Ils se sont connus il y a une vingtaine d’années. Ils se sont suivis, perdus de vue, fâchés, rabibochés. Aujourd’hui, leur amitié dure, leur estime aussi. « Je pense que le chemin que l’on a pris nous rend complices et amis. Il y a vingt-cinq ans, je ne crois pas qu’il aurait parié sur le parcours que j’ai fait, et que j’aurais parié sur ce qu’il est devenu » dit Maïwenn. Et Roschdy Zem d’ajouter : « Mais je n’aurais pas parié un kopeck sur moi-même ! ». Ils ont des tas de points communs dont ceux, artistiques, d’avoir fait leurs armes devant la caméra avant de passer derrière, d’avoir réalisé six longs-métrages à ce jour, dont un premier sorti la même année 2006 et présenté (déjà !) au Festival de Sarlat (Pardonnez-moi pour elle, Mauvaise Foi pour lui), d’avoir signé un film en costumes (Chocolat pour lui, Jeanne du Barry l’an prochain à l’écran pour elle), d’avoir été récompensés à Cannes (Indigènes de Rachid Bouchareb pour lui, Polisse pour elle), de partager le même producteur pour leur derniers films (Why Not Productions), et de nourrir leur cinéma de leurs origines françaises et maghrébines.

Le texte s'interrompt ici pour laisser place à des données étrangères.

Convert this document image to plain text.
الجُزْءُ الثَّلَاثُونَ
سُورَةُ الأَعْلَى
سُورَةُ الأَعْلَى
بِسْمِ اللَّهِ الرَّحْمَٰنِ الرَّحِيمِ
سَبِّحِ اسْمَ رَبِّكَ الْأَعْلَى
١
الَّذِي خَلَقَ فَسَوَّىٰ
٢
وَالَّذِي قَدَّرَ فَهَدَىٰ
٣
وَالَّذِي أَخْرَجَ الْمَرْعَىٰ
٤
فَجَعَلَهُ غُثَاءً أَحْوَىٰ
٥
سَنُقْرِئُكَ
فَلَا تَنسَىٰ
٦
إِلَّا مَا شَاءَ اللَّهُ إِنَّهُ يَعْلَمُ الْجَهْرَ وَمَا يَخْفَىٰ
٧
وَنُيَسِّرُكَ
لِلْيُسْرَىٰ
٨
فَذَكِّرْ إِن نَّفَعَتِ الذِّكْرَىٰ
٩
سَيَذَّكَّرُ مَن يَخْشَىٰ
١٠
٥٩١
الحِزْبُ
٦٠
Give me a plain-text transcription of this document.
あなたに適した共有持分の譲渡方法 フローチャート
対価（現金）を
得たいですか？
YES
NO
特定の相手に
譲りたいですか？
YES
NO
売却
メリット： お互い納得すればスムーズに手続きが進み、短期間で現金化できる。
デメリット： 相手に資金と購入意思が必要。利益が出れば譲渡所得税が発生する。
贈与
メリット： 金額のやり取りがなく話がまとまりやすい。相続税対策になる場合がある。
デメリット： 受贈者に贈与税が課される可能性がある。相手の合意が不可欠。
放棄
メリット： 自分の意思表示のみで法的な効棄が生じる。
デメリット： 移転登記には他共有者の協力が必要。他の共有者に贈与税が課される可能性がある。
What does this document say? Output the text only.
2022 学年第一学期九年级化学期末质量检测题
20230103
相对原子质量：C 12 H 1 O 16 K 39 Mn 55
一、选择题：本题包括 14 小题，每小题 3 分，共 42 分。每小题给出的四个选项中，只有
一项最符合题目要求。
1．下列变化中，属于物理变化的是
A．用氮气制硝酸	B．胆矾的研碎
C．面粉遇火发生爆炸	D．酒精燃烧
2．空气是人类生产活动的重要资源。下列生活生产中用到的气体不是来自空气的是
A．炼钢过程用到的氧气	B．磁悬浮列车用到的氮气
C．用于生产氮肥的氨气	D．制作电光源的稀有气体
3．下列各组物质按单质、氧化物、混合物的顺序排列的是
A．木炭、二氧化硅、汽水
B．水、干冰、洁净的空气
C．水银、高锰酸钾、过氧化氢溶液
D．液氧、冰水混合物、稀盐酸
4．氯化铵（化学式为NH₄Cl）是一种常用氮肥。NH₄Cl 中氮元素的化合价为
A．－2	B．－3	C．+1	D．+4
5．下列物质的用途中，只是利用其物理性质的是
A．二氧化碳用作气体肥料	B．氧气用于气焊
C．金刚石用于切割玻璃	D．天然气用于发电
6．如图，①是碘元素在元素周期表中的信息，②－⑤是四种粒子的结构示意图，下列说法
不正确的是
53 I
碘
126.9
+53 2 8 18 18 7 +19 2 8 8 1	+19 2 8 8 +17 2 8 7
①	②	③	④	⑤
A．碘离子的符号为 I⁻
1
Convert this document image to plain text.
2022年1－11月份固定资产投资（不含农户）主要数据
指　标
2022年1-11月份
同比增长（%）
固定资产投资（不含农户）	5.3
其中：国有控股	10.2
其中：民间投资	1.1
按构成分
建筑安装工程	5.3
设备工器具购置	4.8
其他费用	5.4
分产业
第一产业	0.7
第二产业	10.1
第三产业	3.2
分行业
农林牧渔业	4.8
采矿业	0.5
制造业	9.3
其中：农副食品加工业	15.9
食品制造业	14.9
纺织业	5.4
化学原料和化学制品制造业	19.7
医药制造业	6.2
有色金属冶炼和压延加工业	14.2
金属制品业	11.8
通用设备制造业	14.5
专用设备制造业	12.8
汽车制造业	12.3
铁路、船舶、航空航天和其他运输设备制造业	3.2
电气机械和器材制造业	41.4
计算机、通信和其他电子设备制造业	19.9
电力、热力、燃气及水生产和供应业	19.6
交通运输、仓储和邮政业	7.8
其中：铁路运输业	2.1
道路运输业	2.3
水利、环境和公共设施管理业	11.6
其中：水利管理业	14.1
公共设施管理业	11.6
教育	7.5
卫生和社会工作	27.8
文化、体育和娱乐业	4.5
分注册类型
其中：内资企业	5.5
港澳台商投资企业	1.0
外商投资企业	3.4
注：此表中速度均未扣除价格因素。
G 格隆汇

Les voilà réunis aujourd’hui dans Les Miens, qu’ils ont coécrit et co-interprété, et que Roschdy Zem a mis en scène, d’après une nécessité toute personnelle. L’acteur réalisateur déclare : « Le thème du film m’a échappé. L’accident de mon frère m’avait surpris, choqué, mais s’est avéré finalement secondaire, pour raconter quelque chose de beaucoup plus intime et profond, à savoir la famille, et comment j’avais vécu ce groupe, ce clan, et la place que chacun occupe, à travers un demi-siècle. Cet accident a agi comme un révélateur, dans mon écriture et au sein de ma famille ». Impressionné par la rapidité d’écriture et de tournage de Maïwenn pour ADN, il l’a appelée et lui a proposé d’écrire avec lui. Et elle, d’accepter sans hésitation : « Il faut savoir que cela vient me flatter à un endroit dans mon cerveau, dont j’ai besoin, à savoir l’écriture. J’étais très excitée, et je le suis toujours, par le challenge d’écrire pour quelqu’un d’autre, que j’admire, parce que je trouve difficile et j’adore être au service d’un acteur qui veut parler de quelque chose qui lui est arrivé, pour le réaliser. C’est un travail d’accoucheuse ».
Et incarner eux-mêmes un personnage de leur scénario ? « Avant même qu’on ait décidé que Ryad soit présentateur télé pour une émission de foot, j’étais sûre et certaine qu’il fallait que Roschdy le joue ». Et Maïwenn de prolonger : « Ma priorité était qu’il soit satisfait de mon travail d’écriture avec lui, donc je ne voulais pas le polluer avec mon envie de prolonger le désir en jouant ». « Elle est hyper cash, mais pour le coup, tu ne l’as pas été du tout ! » réplique Roschdy Zem. Et elle, d’ajouter : « L’envie d’être désirée peut passer par tellement de paradoxes. Je voulais lui dire : ne te sens pas obligé de me prendre pour le personnage ». Ces deux-là ont déjà partagé l’affiche du Prix du succès de Teddy Lussi-Modeste, avec Tahar Rahim. Ce cinéaste avait senti sur le tournage combien il y avait de l’électricité entre les deux partenaires de plateau. « Dans le film de Teddy, le personnage de Maïwenn représente le danger pour le mien, alors que dans mon film, elle représente le champ des possibles », ajoute Roschdy Zem, avant de compléter : « Sa présence dans Les Miens est une valeur ajoutée indéniable. Parce que cela donne des scènes uniques, notamment celle où Emma fait son procès à Ryad. Ce moment s’est nourri des semaines passées ensemble à l’écriture ». La fécondité de ce partenariat doublement créatif s’avère idéal pour l’auteur : « Il faudrait impliquer systématiquement les acteurs au scénario, afin de pouvoir habiter les scènes à ce niveau ».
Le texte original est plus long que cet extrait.